While not used in production, CirrusSearch has a fallback implementation of insource regex search written in groovy. This should be re-written in the new 'painless' language that elasticsearch introduced, which is reasonably similar to groovy but is sandboxed (and as such, enabled by default).
Description
Status | Subtype | Assigned | Task | ||
---|---|---|---|---|---|
Resolved | debt | T151324 [epic] System level upgrade for cirrus / elasticsearch | |||
Resolved | Deskana | T154501 [Epic, Q3 Goal] Upgrade search systems to Elasticsearch 5 | |||
Declined | EBernhardson | T156192 Rewrite regex fallback groovy script in painless |
Event Timeline
Not entirely sure if worthwhile, or if we should alternatively drop support for insource regex without the extra plugin. Painless, while enabled by default, does not enable regex by default. If we are going to require users to apply custom configuration to their elasticsearch server, we might as well go all the way and require the extra plugin rather than setting some particular flag.
Regexes are disabled by default because they circumvent Painless’s protection against long running and memory hungry scripts. To make matters worse even innocuous looking regexes can have staggering performance and stack depth behavior. They remain an amazing powerful tool but are too scary to enable by default. To enable them yourself set script.painless.regex.enabled: true in elasticsearch.yml. We’d like very much to have a safe alternative implementation that can be enabled by default so check this space for later developments!
In addition to the above caveat:
Patterns can only be created via this mechanism.
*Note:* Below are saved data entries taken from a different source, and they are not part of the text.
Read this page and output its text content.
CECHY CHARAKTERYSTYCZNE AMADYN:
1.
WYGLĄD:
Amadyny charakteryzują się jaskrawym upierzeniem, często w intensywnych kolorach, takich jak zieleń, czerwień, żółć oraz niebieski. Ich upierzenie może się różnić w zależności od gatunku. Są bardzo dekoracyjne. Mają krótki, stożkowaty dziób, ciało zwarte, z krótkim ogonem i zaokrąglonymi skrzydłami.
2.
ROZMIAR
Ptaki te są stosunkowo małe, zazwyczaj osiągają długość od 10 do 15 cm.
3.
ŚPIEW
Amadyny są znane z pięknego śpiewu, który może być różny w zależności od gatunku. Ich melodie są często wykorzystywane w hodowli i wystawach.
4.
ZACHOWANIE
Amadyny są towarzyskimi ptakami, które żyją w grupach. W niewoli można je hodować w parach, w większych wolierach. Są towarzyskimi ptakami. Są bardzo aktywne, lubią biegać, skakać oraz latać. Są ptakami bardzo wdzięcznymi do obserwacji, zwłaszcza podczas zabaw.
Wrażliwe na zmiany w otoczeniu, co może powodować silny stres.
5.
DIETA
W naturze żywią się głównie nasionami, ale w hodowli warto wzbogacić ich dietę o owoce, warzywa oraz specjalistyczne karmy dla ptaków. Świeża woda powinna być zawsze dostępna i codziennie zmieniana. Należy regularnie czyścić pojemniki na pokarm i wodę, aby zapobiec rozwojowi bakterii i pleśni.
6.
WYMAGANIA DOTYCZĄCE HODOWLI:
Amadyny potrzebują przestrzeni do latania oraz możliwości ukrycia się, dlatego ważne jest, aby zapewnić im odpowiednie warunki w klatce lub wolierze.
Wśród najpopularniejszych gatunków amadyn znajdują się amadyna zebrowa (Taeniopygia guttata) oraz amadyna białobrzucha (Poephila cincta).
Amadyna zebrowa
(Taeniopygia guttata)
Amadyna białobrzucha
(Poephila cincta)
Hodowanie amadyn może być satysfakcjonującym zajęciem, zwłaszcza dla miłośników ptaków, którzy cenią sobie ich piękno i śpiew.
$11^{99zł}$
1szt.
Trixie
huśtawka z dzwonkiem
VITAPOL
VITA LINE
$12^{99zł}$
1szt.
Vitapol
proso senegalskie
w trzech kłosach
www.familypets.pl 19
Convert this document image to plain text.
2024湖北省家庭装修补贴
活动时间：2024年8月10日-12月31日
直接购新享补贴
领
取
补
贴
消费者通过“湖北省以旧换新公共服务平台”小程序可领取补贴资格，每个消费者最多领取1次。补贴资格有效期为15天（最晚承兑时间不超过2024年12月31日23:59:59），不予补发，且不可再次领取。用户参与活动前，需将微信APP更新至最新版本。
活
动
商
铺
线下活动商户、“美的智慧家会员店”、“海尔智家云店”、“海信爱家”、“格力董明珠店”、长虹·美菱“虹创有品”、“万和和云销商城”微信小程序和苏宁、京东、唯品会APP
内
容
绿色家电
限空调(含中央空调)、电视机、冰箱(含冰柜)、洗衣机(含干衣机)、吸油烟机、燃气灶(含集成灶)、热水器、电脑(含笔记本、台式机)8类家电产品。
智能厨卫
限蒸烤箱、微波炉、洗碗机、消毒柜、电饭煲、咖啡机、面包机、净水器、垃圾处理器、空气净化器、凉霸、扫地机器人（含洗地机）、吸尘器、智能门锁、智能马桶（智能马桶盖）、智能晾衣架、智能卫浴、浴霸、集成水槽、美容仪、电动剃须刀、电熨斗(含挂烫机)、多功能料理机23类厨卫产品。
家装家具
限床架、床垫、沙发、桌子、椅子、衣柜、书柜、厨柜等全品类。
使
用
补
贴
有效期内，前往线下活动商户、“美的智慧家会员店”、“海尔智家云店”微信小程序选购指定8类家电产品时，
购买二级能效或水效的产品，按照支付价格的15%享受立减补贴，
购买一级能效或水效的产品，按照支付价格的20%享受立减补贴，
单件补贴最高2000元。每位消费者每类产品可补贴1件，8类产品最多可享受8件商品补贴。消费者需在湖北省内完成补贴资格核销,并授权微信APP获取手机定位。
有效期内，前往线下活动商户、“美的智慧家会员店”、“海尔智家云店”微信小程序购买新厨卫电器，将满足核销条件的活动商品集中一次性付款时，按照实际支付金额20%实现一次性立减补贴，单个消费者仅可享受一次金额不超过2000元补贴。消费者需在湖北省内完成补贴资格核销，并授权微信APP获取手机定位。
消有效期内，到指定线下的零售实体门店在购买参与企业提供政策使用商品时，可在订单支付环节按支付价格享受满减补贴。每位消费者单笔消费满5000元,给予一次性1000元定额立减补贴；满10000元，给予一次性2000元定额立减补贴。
This ensures fast performance, regular expressions are always constants and compiled efficiently a single time.
Basically regex's have to be constants, not provided in a variable. This means we would have to somehow escape the user input such that it can be directly included in the script, rather than as a variable to the script. This seems like too big of an opportunity for a security hole, even if painless is sandboxed such that users shouldn't be able to hurt anything. I'm going to decline this task and leave the groovy implementation in place. Users that desire a safe and performant regex implementation should install the extra plugin.
Based on this I think declining this task is the appropriate resolution.
Based on T156192#3077620 and there being no objections, I'm marking this as declined.